The father-of-three credited Zakrzewski for saving his life, recalling: "The two of us laid there for about 40 minutes, and talked, he passed away. The journey to continue was about me being saved."

Fox reported that Hall was eventually saved and transported to a military medical facility in Texas, where he received life-saving surgeries. "I remember from the very day this happened, remembering and thinking that I will get back. I remember lying there when it happened in the middle of nowhere, very badly injured and thinking 'I'm going home no matter what, I will crawl if I have to.' And I thought that way throughout and that's what got me here. It's been a life-changing event."

In September 2022, six months after the devastating attack, Hall updated Fox News on his condition during a live TV segment. He also took the opportunity to remember Zakrzewski and Kuvshynova, saying (via The Wrap): "When I think back to Sasha [Kuvshynova], I think of someone who worked so hard, who went like we did to try to find the stories. And she did that each and every day that we worked with her.

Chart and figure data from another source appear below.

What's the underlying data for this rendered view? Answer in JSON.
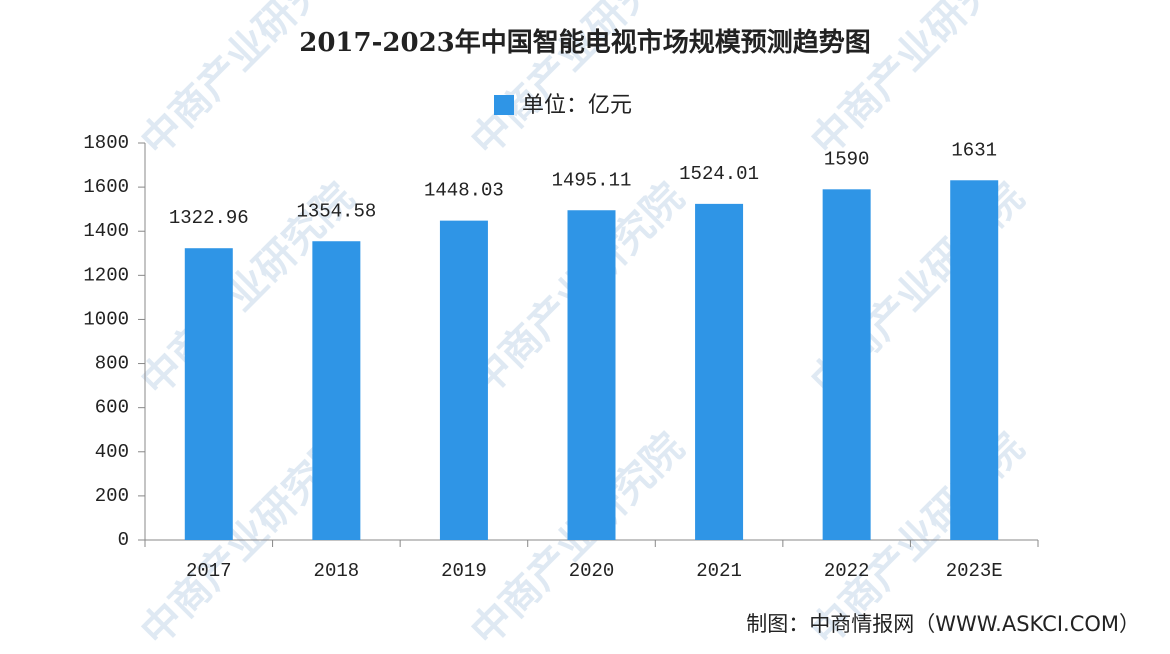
{
  "chart_data": {
    "type": "bar",
    "title": "2017-2023年中国智能电视市场规模预测趋势图",
    "categories": [
      "2017",
      "2018",
      "2019",
      "2020",
      "2021",
      "2022",
      "2023E"
    ],
    "series": [
      {
        "name": "单位：亿元",
        "color": "#2f95e6",
        "values": [
          1322.96,
          1354.58,
          1448.03,
          1495.11,
          1524.01,
          1590,
          1631
        ]
      }
    ],
    "ylim": [
      0,
      1800
    ],
    "yticks": [
      0,
      200,
      400,
      600,
      800,
      1000,
      1200,
      1400,
      1600,
      1800
    ],
    "grid": false,
    "legend": "top",
    "source": "制图：中商情报网（WWW.ASKCI.COM）",
    "watermark": "中商产业研究院"
  }
}
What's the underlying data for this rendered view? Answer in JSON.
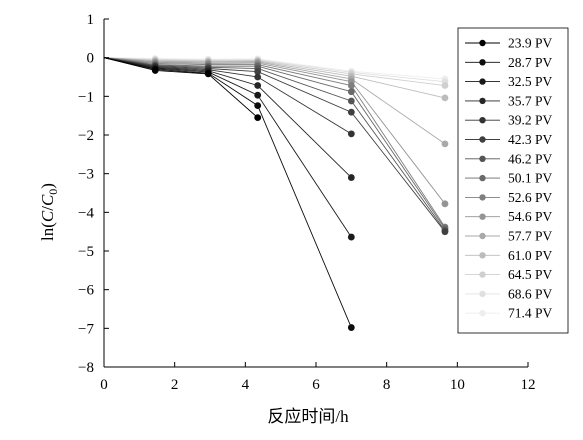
{
  "chart_data": {
    "type": "line",
    "title": "",
    "xlabel": "反应时间/h",
    "ylabel_parts": [
      "ln(",
      "C",
      "/",
      "C",
      "0",
      ")"
    ],
    "xlim": [
      0,
      12
    ],
    "ylim": [
      -8,
      1
    ],
    "xticks": [
      0,
      2,
      4,
      6,
      8,
      10,
      12
    ],
    "yticks": [
      1,
      0,
      -1,
      -2,
      -3,
      -4,
      -5,
      -6,
      -7,
      -8
    ],
    "grid": false,
    "legend_position": "right",
    "series": [
      {
        "name": "23.9 PV",
        "color": "#000000",
        "x": [
          0,
          1.45,
          2.95,
          4.35
        ],
        "y": [
          0,
          -0.33,
          -0.42,
          -1.55
        ]
      },
      {
        "name": "28.7 PV",
        "color": "#0d0d0d",
        "x": [
          0,
          1.45,
          2.95,
          4.35,
          7.0
        ],
        "y": [
          0,
          -0.3,
          -0.4,
          -1.24,
          -6.98
        ]
      },
      {
        "name": "32.5 PV",
        "color": "#1a1a1a",
        "x": [
          0,
          1.45,
          2.95,
          4.35,
          7.0
        ],
        "y": [
          0,
          -0.28,
          -0.37,
          -0.97,
          -4.64
        ]
      },
      {
        "name": "35.7 PV",
        "color": "#262626",
        "x": [
          0,
          1.45,
          2.95,
          4.35,
          7.0
        ],
        "y": [
          0,
          -0.26,
          -0.34,
          -0.72,
          -3.1
        ]
      },
      {
        "name": "39.2 PV",
        "color": "#333333",
        "x": [
          0,
          1.45,
          2.95,
          4.35,
          7.0
        ],
        "y": [
          0,
          -0.24,
          -0.31,
          -0.5,
          -1.97
        ]
      },
      {
        "name": "42.3 PV",
        "color": "#404040",
        "x": [
          0,
          1.45,
          2.95,
          4.35,
          7.0,
          9.65
        ],
        "y": [
          0,
          -0.22,
          -0.28,
          -0.36,
          -1.41,
          -4.5
        ]
      },
      {
        "name": "46.2 PV",
        "color": "#555555",
        "x": [
          0,
          1.45,
          2.95,
          4.35,
          7.0,
          9.65
        ],
        "y": [
          0,
          -0.2,
          -0.25,
          -0.28,
          -1.12,
          -4.47
        ]
      },
      {
        "name": "50.1 PV",
        "color": "#6a6a6a",
        "x": [
          0,
          1.45,
          2.95,
          4.35,
          7.0,
          9.65
        ],
        "y": [
          0,
          -0.18,
          -0.22,
          -0.22,
          -0.88,
          -4.42
        ]
      },
      {
        "name": "52.6 PV",
        "color": "#7f7f7f",
        "x": [
          0,
          1.45,
          2.95,
          4.35,
          7.0,
          9.65
        ],
        "y": [
          0,
          -0.15,
          -0.18,
          -0.18,
          -0.72,
          -4.38
        ]
      },
      {
        "name": "54.6 PV",
        "color": "#949494",
        "x": [
          0,
          1.45,
          2.95,
          4.35,
          7.0,
          9.65
        ],
        "y": [
          0,
          -0.12,
          -0.15,
          -0.14,
          -0.62,
          -3.78
        ]
      },
      {
        "name": "57.7 PV",
        "color": "#a9a9a9",
        "x": [
          0,
          1.45,
          2.95,
          4.35,
          7.0,
          9.65
        ],
        "y": [
          0,
          -0.1,
          -0.12,
          -0.11,
          -0.55,
          -2.23
        ]
      },
      {
        "name": "61.0 PV",
        "color": "#bcbcbc",
        "x": [
          0,
          1.45,
          2.95,
          4.35,
          7.0,
          9.65
        ],
        "y": [
          0,
          -0.08,
          -0.1,
          -0.09,
          -0.48,
          -1.04
        ]
      },
      {
        "name": "64.5 PV",
        "color": "#cfcfcf",
        "x": [
          0,
          1.45,
          2.95,
          4.35,
          7.0,
          9.65
        ],
        "y": [
          0,
          -0.06,
          -0.08,
          -0.07,
          -0.42,
          -0.72
        ]
      },
      {
        "name": "68.6 PV",
        "color": "#e0e0e0",
        "x": [
          0,
          1.45,
          2.95,
          4.35,
          7.0,
          9.65
        ],
        "y": [
          0,
          -0.04,
          -0.06,
          -0.05,
          -0.38,
          -0.62
        ]
      },
      {
        "name": "71.4 PV",
        "color": "#eeeeee",
        "x": [
          0,
          1.45,
          2.95,
          4.35,
          7.0,
          9.65
        ],
        "y": [
          0,
          -0.02,
          -0.04,
          -0.03,
          -0.35,
          -0.55
        ]
      }
    ]
  }
}
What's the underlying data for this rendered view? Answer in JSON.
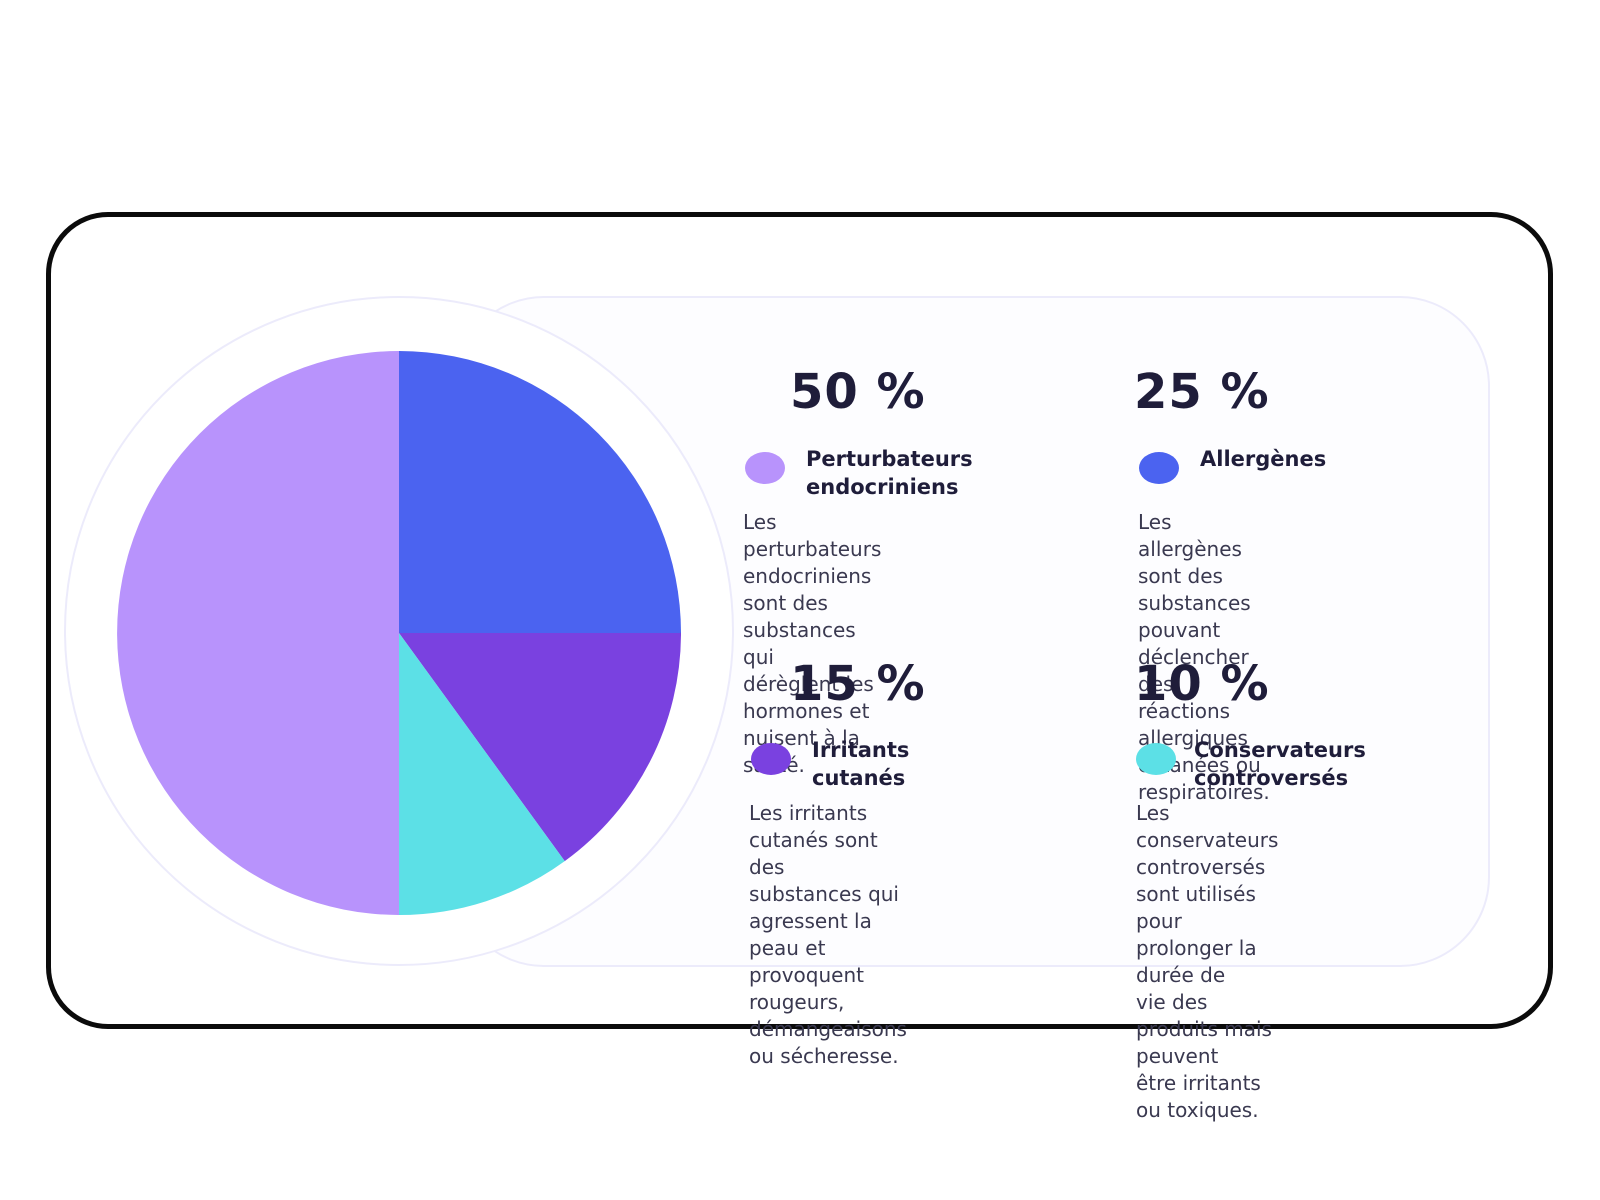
{
  "chart_data": {
    "type": "pie",
    "categories": [
      "Perturbateurs endocriniens",
      "Allergènes",
      "Irritants cutanés",
      "Conservateurs controversés"
    ],
    "values": [
      50,
      25,
      15,
      10
    ],
    "colors": {
      "Perturbateurs endocriniens": "#b893fc",
      "Allergènes": "#4b63f0",
      "Irritants cutanés": "#7a41e0",
      "Conservateurs controversés": "#5ce0e6"
    },
    "start": "12 o'clock",
    "direction": "clockwise",
    "slice_order": [
      "Allergènes",
      "Irritants cutanés",
      "Conservateurs controversés",
      "Perturbateurs endocriniens"
    ]
  },
  "items": [
    {
      "percent": "50 %",
      "name_lines": [
        "Perturbateurs",
        "endocriniens"
      ],
      "desc_lines": [
        "Les perturbateurs endocriniens",
        "sont des substances qui",
        "dérèglent les hormones et",
        "nuisent à la santé."
      ],
      "color": "#b893fc"
    },
    {
      "percent": "25 %",
      "name_lines": [
        "Allergènes"
      ],
      "desc_lines": [
        "Les allergènes sont des",
        "substances pouvant déclencher",
        "des réactions allergiques",
        "cutanées ou respiratoires."
      ],
      "color": "#4b63f0"
    },
    {
      "percent": "15 %",
      "name_lines": [
        "Irritants",
        "cutanés"
      ],
      "desc_lines": [
        "Les irritants cutanés sont des",
        "substances qui agressent la",
        "peau et provoquent rougeurs,",
        "démangeaisons ou sécheresse."
      ],
      "color": "#7a41e0"
    },
    {
      "percent": "10 %",
      "name_lines": [
        "Conservateurs",
        "controversés"
      ],
      "desc_lines": [
        "Les conservateurs",
        "controversés sont utilisés",
        "pour prolonger la durée de",
        "vie des produits mais peuvent",
        "être irritants ou toxiques."
      ],
      "color": "#5ce0e6"
    }
  ]
}
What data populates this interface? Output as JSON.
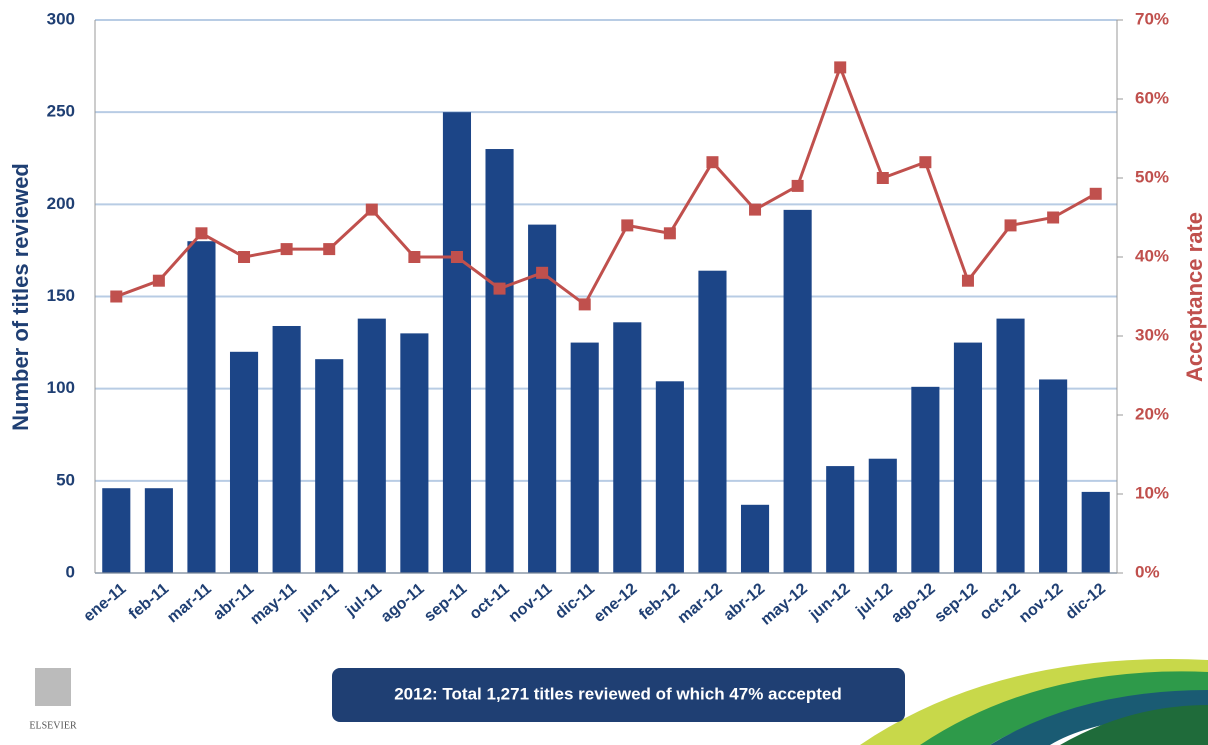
{
  "chart_data": {
    "type": "bar-line",
    "categories": [
      "ene-11",
      "feb-11",
      "mar-11",
      "abr-11",
      "may-11",
      "jun-11",
      "jul-11",
      "ago-11",
      "sep-11",
      "oct-11",
      "nov-11",
      "dic-11",
      "ene-12",
      "feb-12",
      "mar-12",
      "abr-12",
      "may-12",
      "jun-12",
      "jul-12",
      "ago-12",
      "sep-12",
      "oct-12",
      "nov-12",
      "dic-12"
    ],
    "series": [
      {
        "name": "Number of titles reviewed",
        "type": "bar",
        "color": "#1c4587",
        "axis": "y",
        "values": [
          46,
          46,
          180,
          120,
          134,
          116,
          138,
          130,
          250,
          230,
          189,
          125,
          136,
          104,
          164,
          37,
          197,
          58,
          62,
          101,
          125,
          138,
          105,
          44
        ]
      },
      {
        "name": "Acceptance rate",
        "type": "line",
        "color": "#c0504d",
        "axis": "y2",
        "values": [
          35,
          37,
          43,
          40,
          41,
          41,
          46,
          40,
          40,
          36,
          38,
          34,
          44,
          43,
          52,
          46,
          49,
          64,
          50,
          52,
          37,
          44,
          45,
          48
        ]
      }
    ],
    "y_label": "Number of titles reviewed",
    "y2_label": "Acceptance rate",
    "ylim": [
      0,
      300
    ],
    "yticks": [
      0,
      50,
      100,
      150,
      200,
      250,
      300
    ],
    "y2lim": [
      0,
      70
    ],
    "y2ticks": [
      {
        "value": 0,
        "label": "0%"
      },
      {
        "value": 10,
        "label": "10%"
      },
      {
        "value": 20,
        "label": "20%"
      },
      {
        "value": 30,
        "label": "30%"
      },
      {
        "value": 40,
        "label": "40%"
      },
      {
        "value": 50,
        "label": "50%"
      },
      {
        "value": 60,
        "label": "60%"
      },
      {
        "value": 70,
        "label": "70%"
      }
    ],
    "grid": true,
    "annotation": "2012: Total 1,271 titles reviewed of which 47% accepted",
    "logo": "ELSEVIER"
  }
}
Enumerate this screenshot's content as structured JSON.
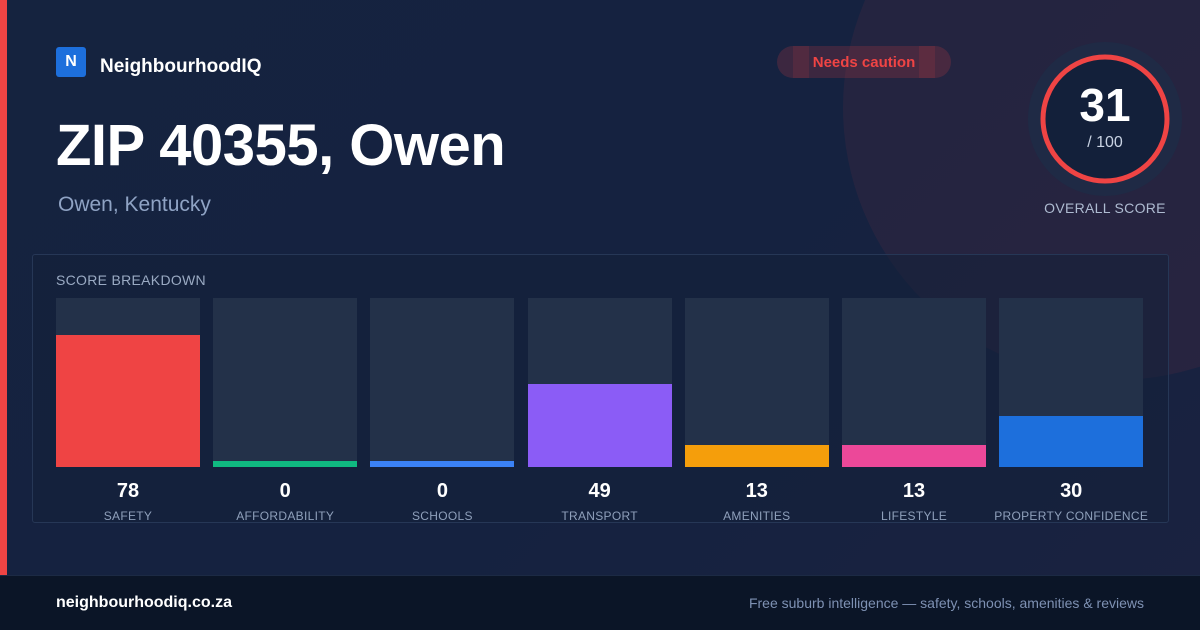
{
  "brand": {
    "logo_letter": "N",
    "name": "NeighbourhoodIQ"
  },
  "header": {
    "title": "ZIP 40355, Owen",
    "subtitle": "Owen, Kentucky",
    "badge": "Needs caution"
  },
  "score": {
    "value": "31",
    "max": "/ 100",
    "label": "OVERALL SCORE",
    "fraction": 0.31
  },
  "colors": {
    "accent": "#ef4444",
    "brand": "#1d6fdc",
    "safety": "#ef4444",
    "affordability": "#10b981",
    "schools": "#3b82f6",
    "transport": "#8b5cf6",
    "amenities": "#f59e0b",
    "lifestyle": "#ec4899",
    "property_confidence": "#1d6fdc"
  },
  "breakdown": {
    "title": "SCORE BREAKDOWN",
    "items": [
      {
        "value": 78,
        "label": "SAFETY",
        "color": "#ef4444"
      },
      {
        "value": 0,
        "label": "AFFORDABILITY",
        "color": "#10b981"
      },
      {
        "value": 0,
        "label": "SCHOOLS",
        "color": "#3b82f6"
      },
      {
        "value": 49,
        "label": "TRANSPORT",
        "color": "#8b5cf6"
      },
      {
        "value": 13,
        "label": "AMENITIES",
        "color": "#f59e0b"
      },
      {
        "value": 13,
        "label": "LIFESTYLE",
        "color": "#ec4899"
      },
      {
        "value": 30,
        "label": "PROPERTY CONFIDENCE",
        "color": "#1d6fdc"
      }
    ]
  },
  "footer": {
    "domain": "neighbourhoodiq.co.za",
    "tagline": "Free suburb intelligence — safety, schools, amenities & reviews"
  }
}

"And when I think of Pierre [Zakrzewski], this is someone who I traveled the world with, who many people at Fox News traveled with. To the tunnels of ISIS, to the front lines in Turkey, to the funerals and the great victories around the world, I was there alongside Pierre, and he taught us one thing, one thing that everyone needs to remember – that you must love this job, that you must fight every day to do it in the best way you possibly can," he added.

Hall is set to release his upcoming memoir in March, titled Saved: A War Reporter's Mission To Make It Home.